When repeating the same analysis for movement duration (again pooled across Targets 2–5; see Fig. 5B), one-way ANOVA also revealed a main effect of PHASE (BASE = 190 ms, EARLY = 189 ms, LATE = 202 ms, POST = 199 ms; F(3,72) = 2.79; p = 0.04), but none of the post hoc analyses reached significance (p > 0.067). Altogether these results speak for the consistency of reaching movements over the entire protocol, both at the planning level (by means of reaction times) and at the execution level (by means of movement duration).
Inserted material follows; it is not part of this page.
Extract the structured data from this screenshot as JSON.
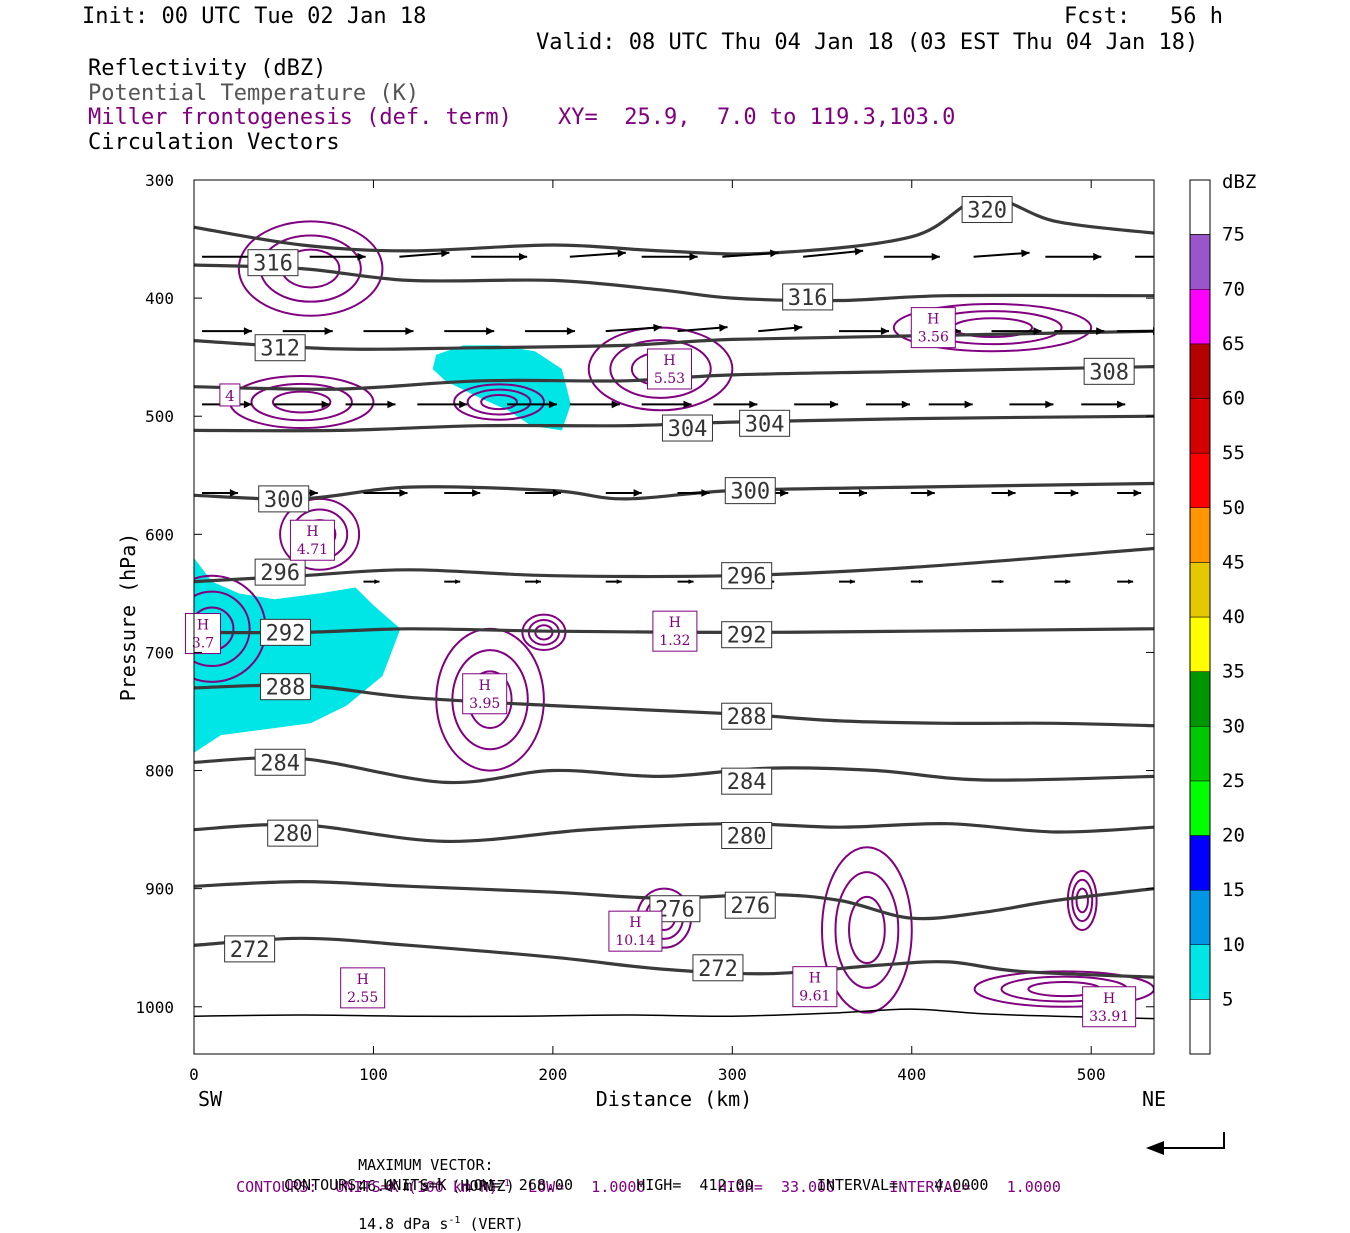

Assuming that visuomotor adaptation is local, namely target-specific, we reasoned that adaptation to a given target should remain largely independent from the perturbation experienced at nearby targets. This means that adaptation at T2 and T4 (two targets exposed to a +5° rotation) should be identical despite the fact that each of these targets was surrounded by targets associated with different perturbations. Indeed, T2 was surrounded by T1 (no perturbation) and T3 (−5°), whereas T4 was surrounded by T3 and T5, two targets with −5° perturbations. To test whether the time course of adaptation was similar between T2 and T4, we performed a two-way ANOVA of directional error with TARGET (T2 vs T4) and PHASE. As expected, results showed a main effect of PHASE (F(3,72) = 27.50, p < 0.001), but neither a main effect of TARGET (F(1,24) = 0.106, p = 0.746), nor a PHASE by TARGET interaction (F(3,72) = 0.23, p = 0.874). Very similar results were obtained when running the same analysis for T3 and T5. Indeed the two-way ANOVA showed a main effect of PHASE (F(3,72) = 26.45, p < 0.001), but neither a main effect of TARGET (F(1,24) = 0.003, p = 0.954), nor a PHASE by TARGET interaction (F(3,72) = 0.306, p = 0.820). To summarize, the time course of adaptation at a given target was virtually unaffected by the perturbation experienced at the neighboring targets.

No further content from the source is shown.